Una de las composiciones más bellas que escribió Ronsard en 1584, decía "bosque, alta mansión de pájaros silvestres ya ni el ciervo solitario ni los corzos ligeros pacerán tus sombras, y tu verde cabellera no volverá a ser rora por el sol del verano". Con esta elegía Ronsard atacaba a los leñadores del bosque de Gastine, que estaban acabando con el magnífico manto silvestre de l antigua provincia de Anjou.
Ya de antiguo el bosque era considerado como un freno a la expansión; ese adorno natural, cortaba el sentimiento de la propiedad.
Aunque el bosque, desarrollado de un modo laborioso, día a día, nada debía a la naciente civilización, fue ella precisamente quien lo hizo desaparecer.
En dos mil años, todos los bosques templados del Viejo Mundo fueron desprovistos de su manto protector. Tarde se dieron cuenta de que faltaba un elemento del paisaje, de que las aves habían desaparecido y trataron de hacer más lenta la destrucción sistemática de los bosques. El hombre, a pesar de su "saber" no puede realizar en una generación lo que la Naturaleza tardó siglos, milenios en crear, corregir y perfeccionar. Es muy loable el intento del hombre por repoblar los bosques, con especies seleccionadas por su fácil desarrollo o rápido crecimiento. pero volvemos, por desgracia, a sufrir no la tala indiscriminada del bosque como se quejaba Ronsard, sino la acción de manos asesinas que queman lo poco que va quedando de pequeñas zonas de bosques de lo antaño era el mejor conocido de todos los medios silvestres, el bosque templado del Viejo Mundo.
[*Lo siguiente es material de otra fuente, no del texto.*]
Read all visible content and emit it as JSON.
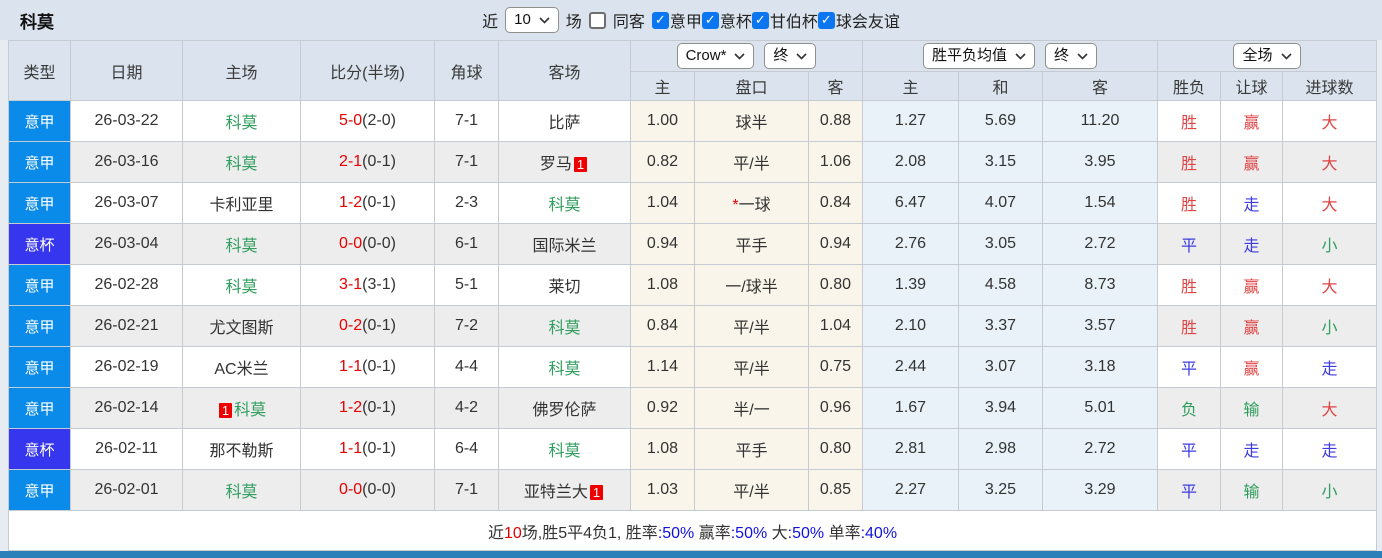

Uno de los habitantes de estos bosques es el ratonero común -Buteo buteo- de cincuenta y siete centímetros de longitud, esta falconiforme es de todos los ratoneros y pequeñas águilas, el más común, su amplia variedad de plumaje hace difícil su identificación, leí en un tratado antiguo que esta dificultad era salvada por los especialistas en aves, con la afirmación de : Éste es un ratonero común hasta que pueda demostrarse lo contrario".
El poderoso ratonero común, que tiene una envergadura de casi metro y medio, posee un veloz vuelo y ataca con picotazos rápidos y precisos. Tras hacer su nido en lo alto de los mayores árboles del bosque y de protegerlos con musgos y plumas, el ratonero vigila atentamente sus crías. Aunque tanto macho como la hembra se turnan para incubar, aquel de los dos que no está ocupado en esta tarea suele fijarse en un tronco alto, en el límite de un claro. Se mimetiza con el árbol y se le podría tomar como una rama; pero basta que ante su vista inquisidora aparezca un ratón de campo, un pájaro o una ardilla, para que, como el rayo, caiga sobre él con las garras abiertas y su ganchudo pico dispuesto a descargar el fatal golpe. El ratonero común suele utilizar el mismo nido de años anteriores, remozándolo de tal manera que al pasar el tiempo se convierten en una elevación de más de medio metro de altura.